A solução atual é, no mínimo, anacrónica com a finalidade do período o experimental, o qual corresponde ao tempo inicial de execução do contrato de trabalho, durante o qual as partes apreciam o interesse na sua manutenção.

4. Formação profissional O anteprojeto reconhece a realidade da microempresa (menos de 10 trabalhadores), através da redução das 40 para as 20 horas por ano. Contudo, cabe discutir se, em termos gerais, o objetivo de formação profissional deve ser quantitativo ou qualitativo.

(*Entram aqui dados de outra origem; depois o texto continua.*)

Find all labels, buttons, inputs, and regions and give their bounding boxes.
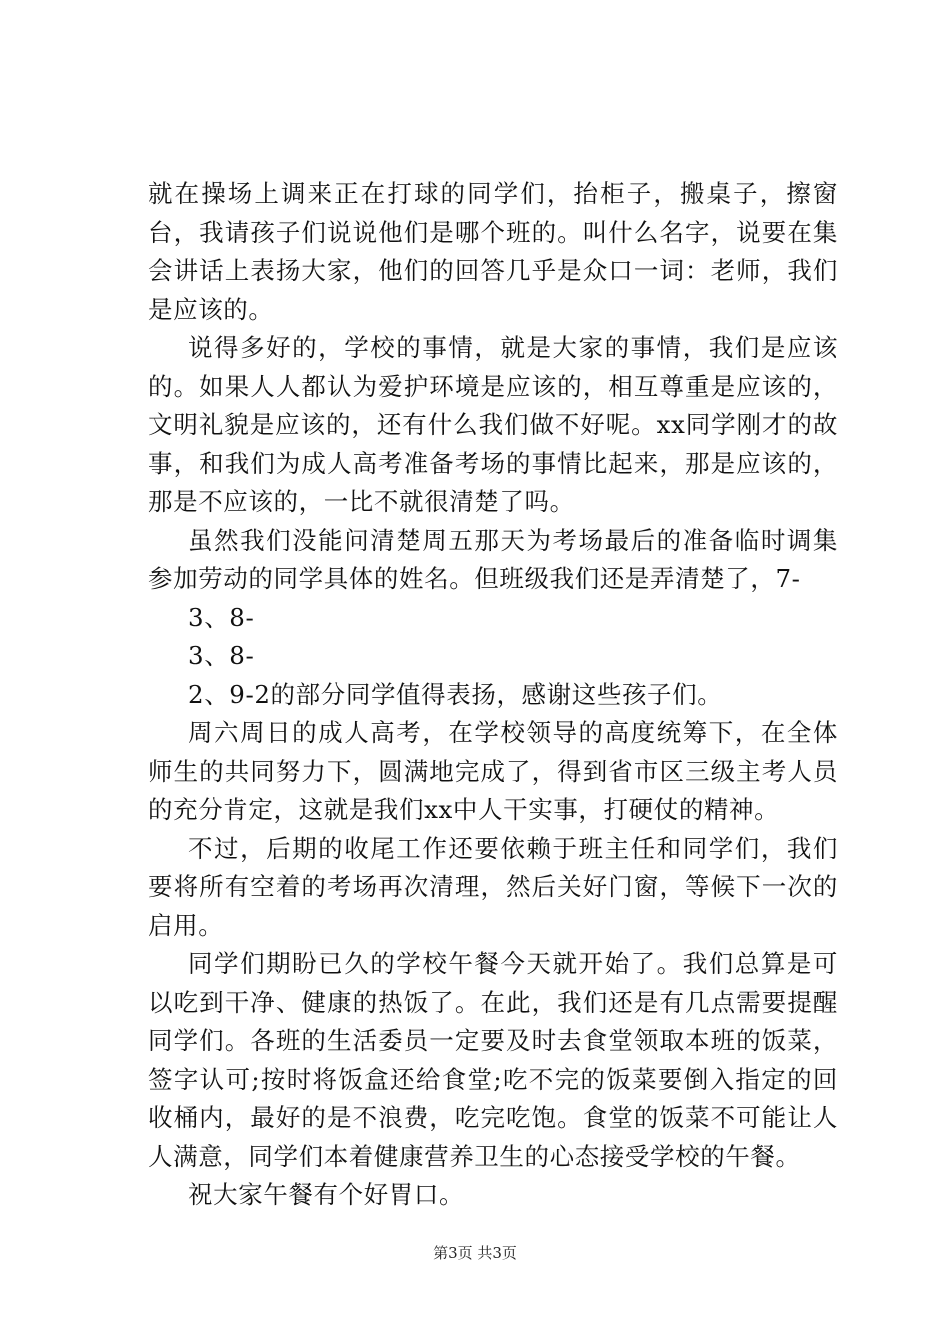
document-body	[148, 175, 838, 1215]
paragraph-6: 2、9-2的部分同学值得表扬，感谢这些孩子们。	[188, 679, 723, 709]
paragraph-4: 3、8-	[188, 602, 255, 632]
paragraph-9: 同学们期盼已久的学校午餐今天就开始了。我们总算是可以吃到干净、健康的热饭了。在此，我们还是有几点需要提醒同学们。各班的生活委员一定要及时去食堂领取本班的饭菜，签字认可;按时将饭盒还给食堂;吃不完的饭菜要倒入指定的回收桶内，最好的是不浪费，吃完吃饱。食堂的饭菜不可能让人人满意，同学们本着健康营养卫生的心态接受学校的午餐。	[148, 949, 838, 1171]
paragraph-2: 说得多好的，学校的事情，就是大家的事情，我们是应该的。如果人人都认为爱护环境是应该的，相互尊重是应该的，文明礼貌是应该的，还有什么我们做不好呢。xx同学刚才的故事，和我们为成人高考准备考场的事情比起来，那是应该的，那是不应该的，一比不就很清楚了吗。	[148, 333, 838, 516]
page-number-footer: 第3页 共3页	[433, 1244, 517, 1262]
paragraph-3: 虽然我们没能问清楚周五那天为考场最后的准备临时调集参加劳动的同学具体的姓名。但班级我们还是弄清楚了，7-	[148, 525, 838, 593]
paragraph-7: 周六周日的成人高考，在学校领导的高度统筹下，在全体师生的共同努力下，圆满地完成了，得到省市区三级主考人员的充分肯定，这就是我们xx中人干实事，打硬仗的精神。	[148, 718, 838, 824]
paragraph-8: 不过，后期的收尾工作还要依赖于班主任和同学们，我们要将所有空着的考场再次清理，然后关好门窗，等候下一次的启用。	[148, 833, 838, 940]
paragraph-5: 3、8-	[188, 641, 255, 670]
paragraph-1: 就在操场上调来正在打球的同学们，抬柜子，搬桌子，擦窗台，我请孩子们说说他们是哪个班的。叫什么名字，说要在集会讲话上表扬大家，他们的回答几乎是众口一词：老师，我们是应该的。	[148, 179, 838, 324]
paragraph-10: 祝大家午餐有个好胃口。	[188, 1180, 465, 1209]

5. Teletrabalho Por um lado, permite a regulação por convenção coletiva de trabalho, e desse modo confia que os parceiros sociais podem adaptar o regime legal às especificidades da profissão ou do sector profissional. Por outro lado, substitui a atua rigidez por uma solução cristalina e de bom senso: as reuniões de trabalho e as tarefas que, pela Sua natureza, devem ser realiza das em períodos pré-programados em articulação com outros trabalhadores, devem ter lugar dentro do horário de trabalho

6. Contratos a termo Em primeiro lugar, alarga a duração máxima dos contratos de trabalho a termo (três anos para termo certo e cinco anos para termo incerto). Em segundo lugar, aumenta também a duração mínima para um ano. Em terceiro lugar, permite a contratação a termo (i) no lançamento de nova atividade de duração incerta, bem como início do funcionamento de empresa ou de estabelecimento, nos dois anos posteriores a qualquer um desses factos, independentemente da dimensão da empresa, (ii) na contratação de trabalhador que nunca tenha prestado atividade ao abrigo de contrato de trabalho por tempo indeterminado, ou que esteja em situação de desemprego de longa ou de muito longa duração e (iii) na contratação de trabalhador reformado por velhice ou invalidez.

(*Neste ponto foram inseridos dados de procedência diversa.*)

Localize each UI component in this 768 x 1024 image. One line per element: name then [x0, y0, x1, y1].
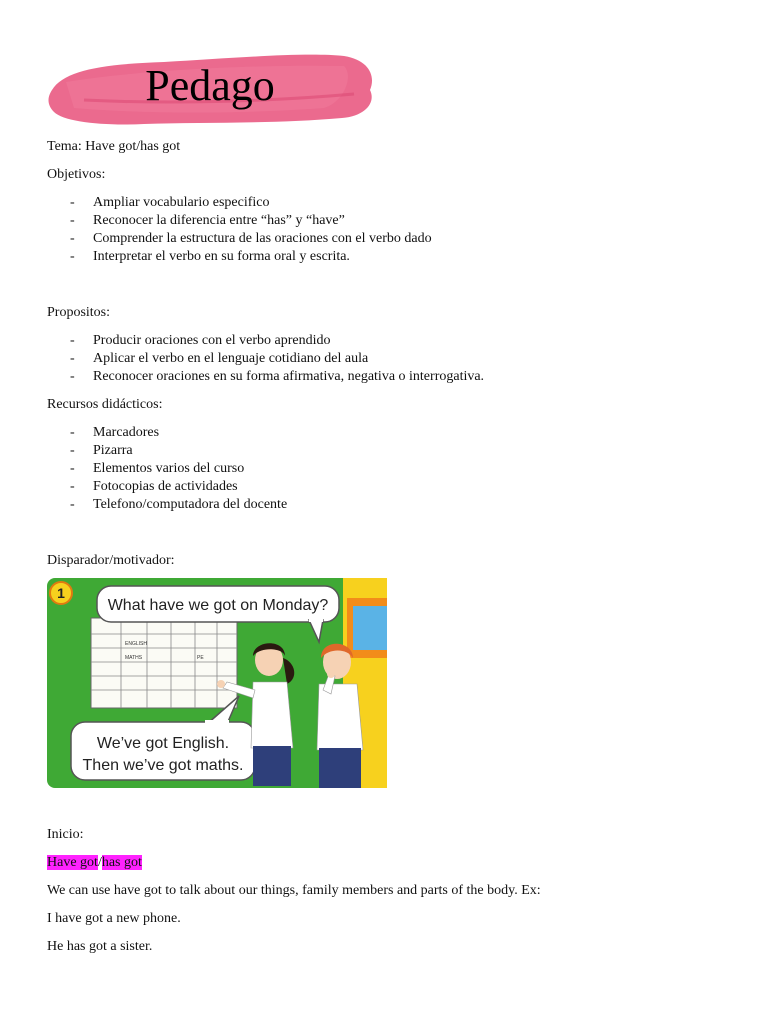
timetable [91, 618, 237, 708]
list-item: - Reconocer la diferencia entre “has” y “have” [70, 213, 345, 228]
classroom-illustration [47, 578, 387, 788]
list-item: - Elementos varios del curso [70, 461, 245, 476]
list-item: - Comprender la estructura de las oraciones con el verbo dado [70, 231, 432, 246]
brand-title: Pedago [145, 61, 275, 110]
svg-text:PE: PE [197, 655, 204, 661]
svg-text:MATHS: MATHS [125, 655, 143, 661]
highlight-have-got: Have got [47, 855, 98, 870]
propositos-heading: Propositos: [47, 305, 111, 320]
disparador-heading: Disparador/motivador: [47, 553, 175, 568]
list-item: - Aplicar el verbo en el lenguaje cotidiano del aula [70, 351, 369, 366]
number-badge-text: 1 [57, 585, 65, 601]
objetivos-heading: Objetivos: [47, 167, 106, 182]
window-glass [353, 606, 387, 650]
svg-text:ENGLISH: ENGLISH [125, 641, 147, 647]
list-item: - Ampliar vocabulario especifico [70, 195, 270, 210]
svg-text:What have we got on Monday?: What have we got on Monday? [107, 597, 329, 614]
list-item: - Marcadores [70, 425, 160, 440]
explanation-text: We can use have got to talk about our things, family members and parts of the body. Ex: [47, 883, 541, 898]
list-item: - Producir oraciones con el verbo aprendido [70, 333, 331, 348]
example-sentence: He has got a sister. [47, 939, 153, 954]
svg-text:We’ve got English.: We’ve got English. [96, 735, 230, 752]
highlight-has-got: has got [101, 855, 142, 870]
list-item: - Telefono/computadora del docente [70, 497, 288, 512]
list-item: - Fotocopias de actividades [70, 479, 238, 494]
recursos-heading: Recursos didácticos: [47, 397, 163, 412]
propositos-list [47, 332, 484, 386]
inicio-heading: Inicio: [47, 827, 84, 842]
objetivos-list [47, 194, 432, 266]
recursos-list [47, 424, 287, 514]
example-sentence: I have got a new phone. [47, 911, 181, 926]
list-item: - Interpretar el verbo en su forma oral y escrita. [70, 249, 350, 264]
tema-line: Tema: Have got/has got [47, 139, 181, 154]
list-item: - Reconocer oraciones en su forma afirmativa, negativa o interrogativa. [70, 369, 485, 384]
have-got-highlight-line: Have got/has got [47, 855, 142, 870]
list-item: - Pizarra [70, 443, 133, 458]
svg-text:Then we’ve got maths.: Then we’ve got maths. [82, 757, 244, 774]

7. Cessação do contrato de trabalho Em primeiro lugar, esclarece que a apresentação de uma autodeclaração de doença com intuito fraudulento constitui uma falsa declaração, sujeita a justa causa de despedi mento. Em segundo lugar, alarga o regime de procedimentos disciplinares com intenção de despedimento previsto para as microempresas às pequenas (de 10 a menos de 50 trabalhadores) e às médias (de 50 a menos de 250 trabalhadores) empresas. Em terceiro lugar, substitui a exigência de homologação judicial da declaração de remissão abdicativa de créditos laborais pelo reconhecimento notarial da assinatura. Em quarto lugar, elimina a proibição da terceirização ou de ‘outsourcing’. Em quinto lugar, elimina a presunção de aceitação do despedimento quando recebe do empregador a compensação pelo despedimento e, em troca, prevê que o pedido de reintegração no âmbito da ação de apreciação judicial do despedi mento constitui o trabalhador na obrigação de prestar caução da compensação recebida perante o tribunal.

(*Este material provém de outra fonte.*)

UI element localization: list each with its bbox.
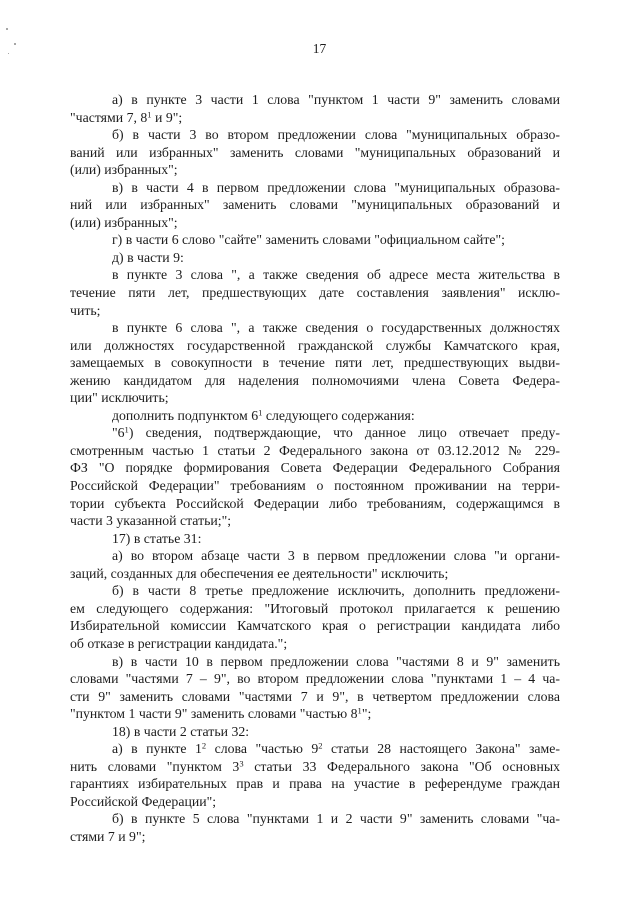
text-run: 17) в статье 31: (112, 530, 202, 546)
superscript: 1 (357, 705, 362, 716)
text-line (70, 372, 560, 390)
text-line (70, 775, 560, 793)
text-line (70, 653, 560, 671)
text-run: дополнить подпунктом 6 (112, 407, 259, 423)
text-run: тории субъекта Российской Федерации либо требованиям, содержащимся в (70, 495, 560, 511)
text-run: сти 9" заменить словами "частями 7 и 9", в четвертом предложении слова (70, 688, 560, 704)
text-line (70, 477, 560, 495)
text-run: а) в пункте 3 части 1 слова "пунктом 1 части 9" заменить словами (112, 92, 560, 107)
text-line (70, 144, 560, 162)
page-number: 17 (312, 41, 327, 56)
text-run: следующего содержания: (262, 407, 415, 423)
text-run: об отказе в регистрации кандидата."; (70, 635, 288, 651)
text-line (70, 407, 560, 425)
text-line (70, 670, 560, 688)
text-run: жению кандидатом для наделения полномочиями члена Совета Федера- (70, 372, 560, 388)
text-line (70, 512, 560, 530)
text-run: статьи 28 настоящего Закона" заме- (322, 741, 560, 757)
text-line (70, 705, 560, 723)
text-line (70, 179, 560, 197)
text-line (70, 688, 560, 706)
text-line (70, 793, 560, 811)
scan-speck (6, 28, 8, 30)
superscript: 1 (258, 407, 263, 418)
text-line (70, 740, 560, 758)
text-line (70, 231, 560, 249)
text-run: стями 7 и 9"; (70, 828, 146, 844)
text-run: Российской Федерации" требованиям о постоянном проживании на терри- (70, 478, 560, 494)
text-line (70, 635, 560, 653)
text-run: заций, созданных для обеспечения ее деятельности" исключить; (70, 565, 449, 581)
text-line (70, 196, 560, 214)
text-line (70, 495, 560, 513)
text-run: смотренным частью 1 статьи 2 Федерального закона от 03.12.2012 № 229- (70, 442, 560, 458)
text-run: нить словами "пунктом 3 (70, 758, 240, 774)
text-line (70, 828, 560, 846)
text-line (70, 354, 560, 372)
text-run: "пунктом 1 части 9" заменить словами "частью 8 (70, 706, 358, 722)
text-run: чить; (70, 302, 101, 318)
text-line (70, 530, 560, 548)
text-run: ) сведения, подтверждающие, что данное лицо отвечает преду- (128, 425, 560, 441)
text-line (70, 565, 560, 583)
text-run: б) в пункте 5 слова "пунктами 1 и 2 части 9" заменить словами "ча- (112, 811, 560, 827)
text-run: и 9"; (151, 109, 183, 125)
text-run: ФЗ "О порядке формирования Совета Федерации Федерального Собрания (70, 460, 560, 476)
text-run: или должностях государственной гражданской службы Камчатского края, (70, 337, 560, 353)
superscript: 1 (147, 108, 152, 119)
text-run: в) в части 10 в первом предложении слова "частями 8 и 9" заменить (112, 653, 560, 669)
text-run: слова "частью 9 (206, 741, 319, 757)
text-run: а) во втором абзаце части 3 в первом предложении слова "и органи- (112, 548, 560, 564)
text-run: ний или избранных" заменить словами "муниципальных образований и (70, 197, 560, 213)
document-body (70, 91, 560, 846)
text-run: ваний или избранных" заменить словами "муниципальных образований и (70, 144, 560, 160)
text-line (70, 389, 560, 407)
text-line (70, 758, 560, 776)
superscript: 2 (318, 740, 323, 751)
text-run: "; (361, 706, 372, 722)
text-run: "частями 7, 8 (70, 109, 148, 125)
text-line (70, 337, 560, 355)
text-line (70, 126, 560, 144)
text-line (70, 582, 560, 600)
text-run: б) в части 8 третье предложение исключить, дополнить предложени- (112, 583, 560, 599)
text-line (70, 161, 560, 179)
text-run: ции" исключить; (70, 390, 169, 406)
superscript: 3 (239, 758, 244, 769)
text-run: статьи 33 Федерального закона "Об основных (243, 758, 560, 774)
text-line (70, 723, 560, 741)
text-line (70, 442, 560, 460)
text-run: в пункте 3 слова ", а также сведения об адресе места жительства в (112, 267, 560, 283)
text-line (70, 617, 560, 635)
text-run: г) в части 6 слово "сайте" заменить словами "официальном сайте"; (112, 232, 505, 248)
text-run: Российской Федерации"; (70, 793, 217, 809)
text-run: б) в части 3 во втором предложении слова "муниципальных образо- (112, 127, 560, 143)
text-line (70, 249, 560, 267)
text-run: в пункте 6 слова ", а также сведения о государственных должностях (112, 320, 560, 336)
text-line (70, 284, 560, 302)
text-run: части 3 указанной статьи;"; (70, 513, 232, 529)
text-line (70, 547, 560, 565)
text-run: 18) в части 2 статьи 32: (112, 723, 250, 739)
text-run: а) в пункте 1 (112, 741, 202, 757)
text-run: ем следующего содержания: "Итоговый протокол прилагается к решению (70, 600, 560, 616)
text-run: (или) избранных"; (70, 162, 178, 178)
text-run: замещаемых в совокупности в течение пяти лет, предшествующих выдви- (70, 355, 560, 371)
text-line (70, 319, 560, 337)
text-line (70, 600, 560, 618)
text-run: в) в части 4 в первом предложении слова "муниципальных образова- (112, 179, 560, 195)
text-line (70, 459, 560, 477)
text-line (70, 302, 560, 320)
text-run: Избирательной комиссии Камчатского края о регистрации кандидата либо (70, 618, 560, 634)
text-line (70, 424, 560, 442)
text-run: "6 (112, 425, 125, 441)
text-run: (или) избранных"; (70, 214, 178, 230)
superscript: 1 (124, 424, 129, 435)
text-run: д) в части 9: (112, 249, 184, 265)
text-line (70, 214, 560, 232)
text-line (70, 266, 560, 284)
text-run: течение пяти лет, предшествующих дате составления заявления" исклю- (70, 285, 560, 301)
text-line (70, 109, 560, 127)
text-run: гарантиях избирательных прав и права на участие в референдуме граждан (70, 776, 560, 792)
text-line (70, 91, 560, 109)
text-run: словами "частями 7 – 9", во втором предложении слова "пунктами 1 – 4 ча- (70, 671, 560, 687)
text-line (70, 810, 560, 828)
superscript: 2 (201, 740, 207, 751)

8. Contratação coletiva A proposta revoga a possibilidade de o trabalhador não filiado em sindicato escolher a convenção coletiva aplicável. Em alternativa, poderá estabelecer-se um regime de aplicabilidade geral, no qual a convenção que abranja mais de metade dos trabalhadores poderá ser aplicada aos restantes por determinação do empregador.

9. Greve Os sectores de atividade potencialmente abrangidos por serviços mínimos foram alargados, incluindo o abastecimento alimentar e os serviços de cuidado a crianças, idosos, doentes e pessoas com deficiência.

Em suma, trata-se de um anteprojeto que deve ser amplamente debatido. O direito do trabalho é tradicionalmente perfurado por conceções ideológicas, políticas e filosóficas. As soluções apresentadas, embora polémicas, visam modernizar a legislação laboral portuguesa, atendendo às necessidades do tecido empresarial e ao reequilíbrio das relações modernas entre empregadores e trabalhadores. Entre outros, cabe também aos empresários e aos gestores de pessoas e talento ajudar a centrar o debate e a eliminar o mito de que todos (ou a esmagadora maioria) dos empregadores são maus, pérfidos e que se deliciam na exploração dos trabalhadores. Aceitam o desafio?